The new policies, which would have greatly decreased revenue from brand sponsorships for streamers, caused major controversy. Regardless of how many followers a creator has, sponsored streams are a crucial source of income on Twitch. It came as a shock to many given the contentious 50/50 split between partnered streamers and the platform that began in June 2023. With streamers forced into handing over half their income after the first $100,000 is made (there is still a 70/30 split before that threshold), outrage ensued further with these new policies.
Restricting creators in unprecedented ways, several large creators from the community like Asmongold and OTK publicly threatened to leave the platform. They tweeted: “This is a direct attack on our business, staff, and all of the hard work we have put into our organization.” Concerns also emerged over the effect on charity streaming, in which creators use “on screen banners” and “overlay tools” to promote charitable donations. These charity partnerships are considered Branded Content due to incentives and therefore would have been completely restricted under the new rules.

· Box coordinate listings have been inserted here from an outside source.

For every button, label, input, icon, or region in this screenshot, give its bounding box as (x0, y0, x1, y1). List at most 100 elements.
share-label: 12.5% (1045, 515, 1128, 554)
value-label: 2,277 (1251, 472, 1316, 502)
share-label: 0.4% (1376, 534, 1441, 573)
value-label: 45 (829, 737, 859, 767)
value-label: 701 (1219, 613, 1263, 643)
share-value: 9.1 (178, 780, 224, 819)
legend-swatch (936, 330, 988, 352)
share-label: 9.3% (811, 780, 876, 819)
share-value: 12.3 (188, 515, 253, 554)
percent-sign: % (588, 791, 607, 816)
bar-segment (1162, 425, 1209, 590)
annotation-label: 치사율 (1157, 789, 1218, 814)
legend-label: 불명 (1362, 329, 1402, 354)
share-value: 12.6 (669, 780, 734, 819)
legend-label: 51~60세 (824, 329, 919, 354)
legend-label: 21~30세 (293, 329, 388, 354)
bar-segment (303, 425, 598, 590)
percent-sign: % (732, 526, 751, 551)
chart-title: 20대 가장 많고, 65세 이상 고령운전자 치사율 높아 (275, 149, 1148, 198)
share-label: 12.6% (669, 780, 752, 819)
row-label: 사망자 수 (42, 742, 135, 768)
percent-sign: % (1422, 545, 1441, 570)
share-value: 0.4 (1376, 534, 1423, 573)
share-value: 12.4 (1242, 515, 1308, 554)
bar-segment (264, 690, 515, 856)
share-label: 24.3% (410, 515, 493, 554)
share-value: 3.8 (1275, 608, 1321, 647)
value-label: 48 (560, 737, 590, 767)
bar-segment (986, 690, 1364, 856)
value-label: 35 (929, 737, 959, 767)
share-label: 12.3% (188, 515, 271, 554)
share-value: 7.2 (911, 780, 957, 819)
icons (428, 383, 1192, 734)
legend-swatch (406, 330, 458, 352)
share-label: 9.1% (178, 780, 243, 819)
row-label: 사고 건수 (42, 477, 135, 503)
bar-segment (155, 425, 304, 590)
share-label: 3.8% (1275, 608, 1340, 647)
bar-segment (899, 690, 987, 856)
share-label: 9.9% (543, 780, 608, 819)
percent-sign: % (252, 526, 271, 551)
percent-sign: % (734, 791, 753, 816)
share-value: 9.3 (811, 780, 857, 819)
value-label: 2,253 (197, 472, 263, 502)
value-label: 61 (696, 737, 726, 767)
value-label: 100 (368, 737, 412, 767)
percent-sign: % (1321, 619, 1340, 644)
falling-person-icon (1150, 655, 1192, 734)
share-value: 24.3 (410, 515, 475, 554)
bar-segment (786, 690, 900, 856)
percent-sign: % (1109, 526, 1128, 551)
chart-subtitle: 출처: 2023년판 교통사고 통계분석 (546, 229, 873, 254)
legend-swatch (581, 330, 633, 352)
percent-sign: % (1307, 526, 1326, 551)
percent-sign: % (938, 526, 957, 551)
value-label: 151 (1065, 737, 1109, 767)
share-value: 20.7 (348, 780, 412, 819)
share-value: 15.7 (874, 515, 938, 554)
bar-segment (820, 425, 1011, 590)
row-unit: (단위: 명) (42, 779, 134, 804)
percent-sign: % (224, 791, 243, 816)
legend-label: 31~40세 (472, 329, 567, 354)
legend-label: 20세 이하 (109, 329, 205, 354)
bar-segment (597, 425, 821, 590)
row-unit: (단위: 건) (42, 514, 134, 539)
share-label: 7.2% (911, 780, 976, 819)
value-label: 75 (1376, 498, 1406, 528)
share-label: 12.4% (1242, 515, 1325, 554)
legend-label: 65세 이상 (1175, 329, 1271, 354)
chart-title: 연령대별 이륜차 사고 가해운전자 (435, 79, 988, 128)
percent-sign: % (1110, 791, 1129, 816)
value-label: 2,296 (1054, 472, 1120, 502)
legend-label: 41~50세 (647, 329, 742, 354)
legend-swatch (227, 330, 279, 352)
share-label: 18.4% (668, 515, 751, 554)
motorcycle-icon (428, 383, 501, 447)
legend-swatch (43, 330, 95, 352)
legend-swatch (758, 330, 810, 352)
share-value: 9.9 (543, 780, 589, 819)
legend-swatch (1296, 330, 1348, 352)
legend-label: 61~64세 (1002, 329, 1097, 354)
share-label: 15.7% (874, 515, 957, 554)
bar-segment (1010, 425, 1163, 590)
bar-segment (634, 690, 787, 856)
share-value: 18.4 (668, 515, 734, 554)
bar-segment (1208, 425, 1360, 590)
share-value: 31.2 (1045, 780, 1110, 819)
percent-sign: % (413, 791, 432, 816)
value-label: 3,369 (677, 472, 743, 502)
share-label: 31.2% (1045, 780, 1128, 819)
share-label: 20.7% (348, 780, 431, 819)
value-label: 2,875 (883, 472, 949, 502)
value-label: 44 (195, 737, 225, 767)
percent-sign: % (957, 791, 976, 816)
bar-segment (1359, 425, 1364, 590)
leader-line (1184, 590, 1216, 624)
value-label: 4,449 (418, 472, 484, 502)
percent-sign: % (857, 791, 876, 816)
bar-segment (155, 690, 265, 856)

Co-founder of the Gaming Community Expo, Ben Bowman, described how they “run heartfelt ads we get from St. Jude about their mission, history and goals” while directing charity streams for the children’s charity. He claims that the Guidelines could “interfere with the ability to display information-dense concepts (top 10 or 50 donors to a cause via a branded overlay, for example) that often drive donations”. Under these new rules, charitable donations would be greatly affected financially.

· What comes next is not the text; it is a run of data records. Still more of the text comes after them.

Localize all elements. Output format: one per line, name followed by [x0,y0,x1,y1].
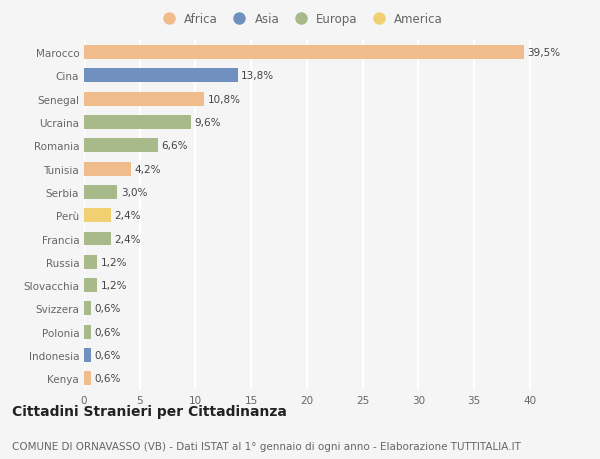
Bar [84,255,97,269]
Text: 0,6%: 0,6% [94,374,121,384]
Text: 2,4%: 2,4% [114,211,140,221]
Text: 1,2%: 1,2% [101,257,127,267]
Text: 6,6%: 6,6% [161,141,187,151]
Bar [84,371,91,386]
Text: 0,6%: 0,6% [94,350,121,360]
Bar [84,46,524,60]
Bar [84,325,91,339]
Text: 4,2%: 4,2% [134,164,161,174]
Text: 0,6%: 0,6% [94,327,121,337]
Legend: Africa, Asia, Europa, America: Africa, Asia, Europa, America [157,13,443,26]
Bar [84,69,238,83]
Bar [84,162,131,176]
Text: COMUNE DI ORNAVASSO (VB) - Dati ISTAT al 1° gennaio di ogni anno - Elaborazione : COMUNE DI ORNAVASSO (VB) - Dati ISTAT al… [12,441,521,451]
Text: Cittadini Stranieri per Cittadinanza: Cittadini Stranieri per Cittadinanza [12,404,287,419]
Text: 9,6%: 9,6% [194,118,221,128]
Text: 10,8%: 10,8% [208,95,241,105]
Bar [84,92,205,106]
Bar [84,116,191,130]
Bar [84,279,97,292]
Text: 3,0%: 3,0% [121,187,147,197]
Text: 0,6%: 0,6% [94,304,121,314]
Bar [84,232,111,246]
Text: 13,8%: 13,8% [241,71,274,81]
Bar [84,185,118,200]
Bar [84,139,158,153]
Text: 39,5%: 39,5% [527,48,560,58]
Text: 2,4%: 2,4% [114,234,140,244]
Bar [84,209,111,223]
Text: 1,2%: 1,2% [101,280,127,291]
Bar [84,348,91,362]
Bar [84,302,91,316]
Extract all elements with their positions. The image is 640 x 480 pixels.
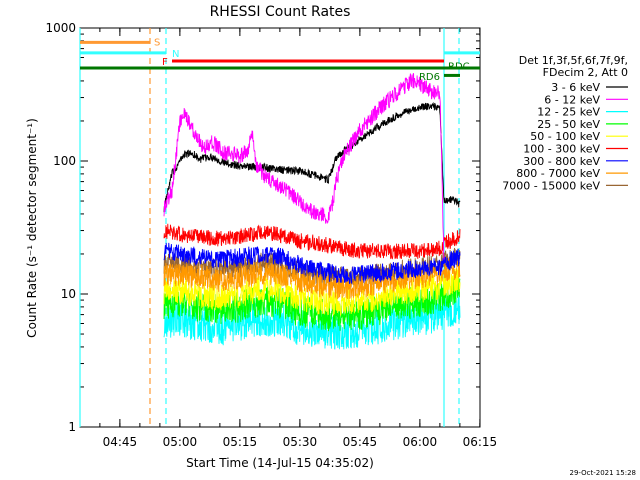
series-line	[163, 223, 461, 260]
y-tick-label: 1000	[45, 21, 76, 35]
legend-entry-label: 100 - 300 keV	[523, 143, 600, 156]
state-bar-label: RDC	[448, 61, 470, 72]
state-bar-label: N	[172, 49, 179, 60]
x-tick-label: 04:45	[103, 435, 138, 449]
series-line	[163, 101, 461, 213]
series-line	[163, 257, 461, 300]
y-axis-label: Count Rate (s⁻¹ detector segment⁻¹)	[25, 118, 39, 338]
legend-entry-label: 7000 - 15000 keV	[502, 179, 600, 192]
legend-entry-label: 6 - 12 keV	[544, 93, 600, 106]
state-bar-label: RD6	[419, 72, 440, 83]
legend-entry-label: 12 - 25 keV	[537, 106, 600, 119]
legend-entry-label: 50 - 100 keV	[530, 130, 600, 143]
y-tick-label: 1	[68, 420, 76, 434]
x-tick-label: 05:15	[223, 435, 258, 449]
x-tick-label: 05:45	[343, 435, 378, 449]
legend-header-line: Det 1f,3f,5f,6f,7f,9f,	[519, 54, 628, 67]
x-tick-label: 06:00	[403, 435, 438, 449]
y-tick-label: 10	[61, 287, 76, 301]
legend-entry-label: 300 - 800 keV	[523, 155, 600, 168]
legend-header-line: FDecim 2, Att 0	[543, 66, 628, 79]
legend-entry-label: 3 - 6 keV	[551, 81, 600, 94]
timestamp: 29-Oct-2021 15:28	[570, 469, 636, 477]
x-tick-label: 05:30	[283, 435, 318, 449]
state-bar-label: F	[162, 57, 168, 68]
chart-title: RHESSI Count Rates	[210, 4, 351, 20]
state-bar-label: S	[154, 37, 160, 48]
y-tick-label: 100	[53, 154, 76, 168]
state-bars: S NF RD6 RDC	[80, 37, 480, 83]
instrument-state-lines	[79, 28, 460, 427]
series-line	[163, 72, 445, 260]
series-line	[163, 288, 461, 350]
x-tick-label: 06:15	[463, 435, 498, 449]
series-line	[163, 242, 461, 284]
x-tick-label: 05:00	[163, 435, 198, 449]
series-layer	[163, 72, 461, 350]
x-axis-label: Start Time (14-Jul-15 04:35:02)	[186, 456, 374, 470]
series-line	[163, 268, 461, 316]
legend-entry-label: 25 - 50 keV	[537, 118, 600, 131]
legend-entry-label: 800 - 7000 keV	[516, 167, 600, 180]
legend: Det 1f,3f,5f,6f,7f,9f,FDecim 2, Att 0 3 -…	[502, 54, 628, 192]
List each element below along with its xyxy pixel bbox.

There also would have been major implications for esports broadcasts which totally rely on sponsor revenue to take place as they are typically free to watch. Year-round tournaments of various games attract a massive audience on Twitch, but cannot function without funding. American streamer Jericho tweeted: “putting aside the fact that almost every sponsor I’ve ever done has necessitated these things, how the fuck does ESL or any grass roots organization ever run a profitable tournament ever again?”
The most liked response was to move to “YouTube, Kick or Rumble”, which appears to be the most widely accepted solution. Without the ability to promote a sponsor effectively to the audience, it is expected that sponsors may reconsider investing their money into Twitch streamers.

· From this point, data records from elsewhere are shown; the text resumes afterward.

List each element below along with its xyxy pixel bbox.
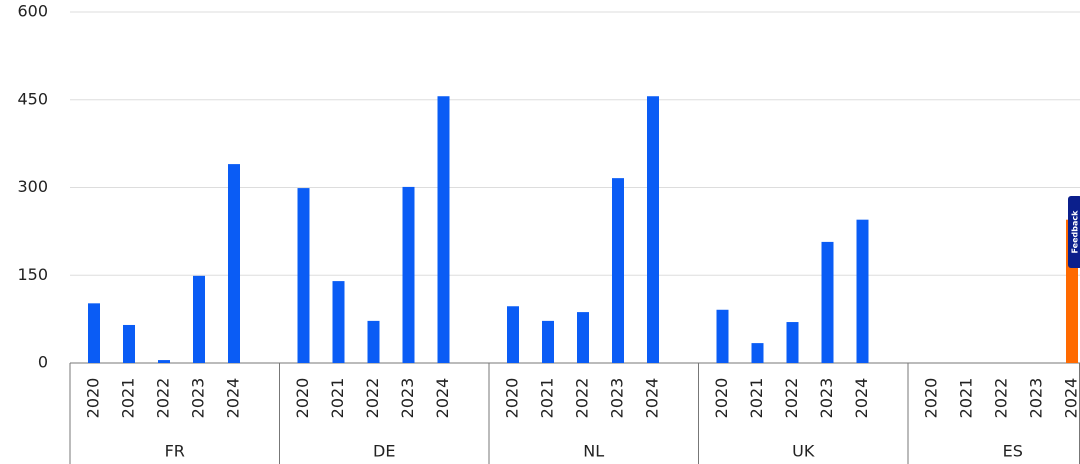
x-tick-label: 2021 xyxy=(119,378,138,419)
x-tick-label: 2022 xyxy=(782,378,801,419)
bar xyxy=(716,309,729,363)
group-label: NL xyxy=(583,442,604,461)
x-tick-label: 2023 xyxy=(608,378,627,419)
bar xyxy=(542,320,554,363)
x-tick-label: 2020 xyxy=(712,378,731,419)
bar xyxy=(193,275,205,363)
bar xyxy=(612,178,624,363)
x-tick-label: 2021 xyxy=(538,378,557,419)
y-tick-label: 150 xyxy=(17,265,48,284)
bar xyxy=(507,306,519,363)
x-tick-label: 2020 xyxy=(84,378,103,419)
y-tick-label: 300 xyxy=(17,177,48,196)
x-tick-label: 2023 xyxy=(817,378,836,419)
x-tick-label: 2021 xyxy=(328,378,347,419)
x-tick-label: 2022 xyxy=(363,378,382,419)
bar xyxy=(856,219,869,363)
group-label: UK xyxy=(792,442,815,461)
feedback-button[interactable]: Feedback xyxy=(1068,196,1080,268)
bar xyxy=(821,241,834,363)
y-tick-label: 450 xyxy=(17,89,48,108)
bar xyxy=(228,164,240,363)
x-tick-label: 2022 xyxy=(573,378,592,419)
x-tick-label: 2023 xyxy=(398,378,417,419)
x-tick-label: 2024 xyxy=(1062,378,1080,419)
bar xyxy=(367,320,380,363)
x-tick-label: 2024 xyxy=(224,378,243,419)
x-tick-label: 2020 xyxy=(503,378,522,419)
group-label: DE xyxy=(373,442,395,461)
feedback-label[interactable]: Feedback xyxy=(1071,210,1080,254)
bar xyxy=(332,281,345,363)
x-tick-label: 2022 xyxy=(992,378,1011,419)
bar xyxy=(786,322,799,363)
y-tick-label: 600 xyxy=(17,2,48,21)
bar xyxy=(123,324,135,363)
x-tick-label: 2023 xyxy=(1027,378,1046,419)
bar xyxy=(437,96,450,364)
x-tick-label: 2020 xyxy=(922,378,941,419)
x-tick-label: 2020 xyxy=(293,378,312,419)
x-tick-label: 2022 xyxy=(154,378,173,419)
bar xyxy=(647,96,659,364)
bar xyxy=(577,312,589,363)
group-label: ES xyxy=(1003,442,1023,461)
bar xyxy=(751,343,764,363)
bar xyxy=(88,303,100,363)
bar xyxy=(297,188,310,363)
y-tick-label: 0 xyxy=(38,353,48,372)
x-tick-label: 2024 xyxy=(643,378,662,419)
bar xyxy=(158,360,170,363)
x-tick-label: 2024 xyxy=(433,378,452,419)
x-tick-label: 2023 xyxy=(189,378,208,419)
feedback-tab[interactable] xyxy=(1068,196,1080,268)
x-tick-label: 2024 xyxy=(852,378,871,419)
bar xyxy=(402,186,415,363)
x-tick-label: 2021 xyxy=(747,378,766,419)
x-tick-label: 2021 xyxy=(957,378,976,419)
group-label: FR xyxy=(165,442,185,461)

If Twitch was willing to put out such drastic changes without a single warning, there is no telling what the future has in store
Twitch swiftly issued an apology over Twitter stating: “Today’s branded content policy update was overly broad. This created confusion and frustration, and we apologize for that.” They added, “We do not intend to limit streamers’ ability to enter into direct relationships with sponsors, and we understand that this is an important part of how streamers earn revenue.”
Promising to “rewrite the guidelines to be clearer”, Twitch then called a meeting with ambassadors, staff and executives to discuss the rules. This provided some clarification on Twitch’s thought process behind the changes. Streamer StudyTime, after attending, reported that their goal is “to prevent third-party providers from showing random ads” and that Twitch is willing “to consider” increasing the “3% allocation for logos”.
StudyTime also stated that “every ambassador present expressed concerns about how the topic had never been raised with them before” but reflected on it as a ‘time will tell’ situation rather than a call to action. Despite the apology, anger is clear within the community with many still urging streamers to “stop doing subathons”, “stop doing streamathons” and “emphasize tipping and supporting through third party sites with better cuts” which would directly impact Twitch profits.
BBC News reported on UK Streamer Marco, who confirmed that he would still be parting ways with Twitch: “This is the push that I needed to get me off this platform.” He mentioned problems extend beyond the new guidelines, stating that the service “has next to no discoverability – it’s one of those platforms where if you’re not already at the top, you’re not going to be”.
Regardless of Twitch’s change of heart, the entire streaming community remains resentful of the platform which only appears to be out for itself. Should increasing profits come at the cost of limiting their creators’ revenue streams? If Twitch was willing to put out such drastic changes without a single warning, there is no telling what the future has in store. In any case, it appears that there will be a conscious shift towards more streamer-friendly services.